Dopo aver resistito stoicamente agli anni ’70, dove malgrado l’oscuramento televisivo dovuto a femminismo e contestazioni, il colpo duro al concorso lo ha dato l’addio di Lauro Micheli, il Direttore Generale della Miren, messo alla porta con ignominia da Patrizia Mirigliani lo scorso anno.
Lauro Micheli, il motore del concorso come lo chiamava Carlo Conti, si è subito rimesso al lavoro ed è pronto a diventare il motore di Ragazza Italiana il nuovo talent targato Mediaset e Roberto Cenci, regista di due buone edizioni di Miss Italia nel mondo.

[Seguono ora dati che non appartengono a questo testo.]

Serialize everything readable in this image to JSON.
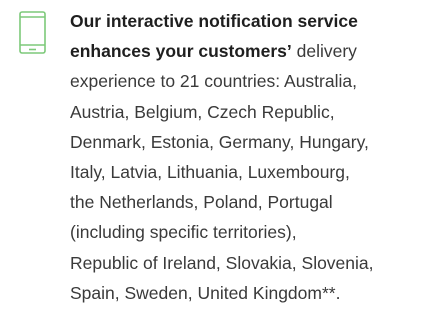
{
  "feature": {
    "icon": "mobile-phone-icon",
    "icon_color": "#7dc97a",
    "bold_lines": [
      "Our interactive notification service",
      "enhances your customers’"
    ],
    "line2_rest": " delivery",
    "lines": [
      "experience to 21 countries: Australia,",
      "Austria, Belgium, Czech Republic,",
      "Denmark, Estonia, Germany, Hungary,",
      "Italy, Latvia, Lithuania, Luxembourg,",
      "the Netherlands, Poland, Portugal",
      "(including specific territories),",
      "Republic of Ireland, Slovakia, Slovenia,",
      "Spain, Sweden, United Kingdom**."
    ]
  }
}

Dopo le edizioni dagli ascolti bulgari dell’era Frizzi e il “licenziamento in diretta” del conduttore ad opera dell’allora Direttore Del Noce, le edizioni di Carlo Conti hanno portato vivacità e freschezza acuita dall’effetto Chiabotto che vincendo Ballando con le stelle diventò una grande testimonial per il concorso. Poi anche Conti esaurì il suo ciclo con un’ultima deludente edizione. (ma sempre meglio della tragicomica conduzione Bongiorno-Goggi, forse la peggiore della storia del concorso).
Gli ultimi due anni targati Carlucci hanno retto in un momento difficile, virando sul talent. Una sorta di vorrei, ma non posso, vista la mancanza di striscie e le tre serate tutte attaccate. Dopo una prima edizione appena sufficiente (con una prima serata premiata dagli ascolti, ma delirante per la lunghezza), quella dello scorso anno è piaciuta per innovazione, eleganza e ascolti (finale al 29% con quasi 6 milioni).
L’unico programma dell’anno ad essere cresciuto rispetto al passato, malgrado l’imperversare dei canali digitali e una contro programmazione seria in piena garanzia. Come al solito la Rai dorme e non capendo che la strada era quella giusta e insistere sul talent, magari con un nuovo conduttore, torna all’antico.
Serate classiche, forse a Roma, per la conduzione favorito Carlo Conti su Pino Insegno. Se vince il primo si salva il salvabile, se vince il secondo, sarà proprio l’addio: l’ultimo atto di Miss Italia. Povero Patron Mirigliani.
UPDATE: In pole position per la conduzione di Miss Italia ci sono le coppie Pino Insegno-Manila Nazzaro e Carlo Conti-Roberta Morise.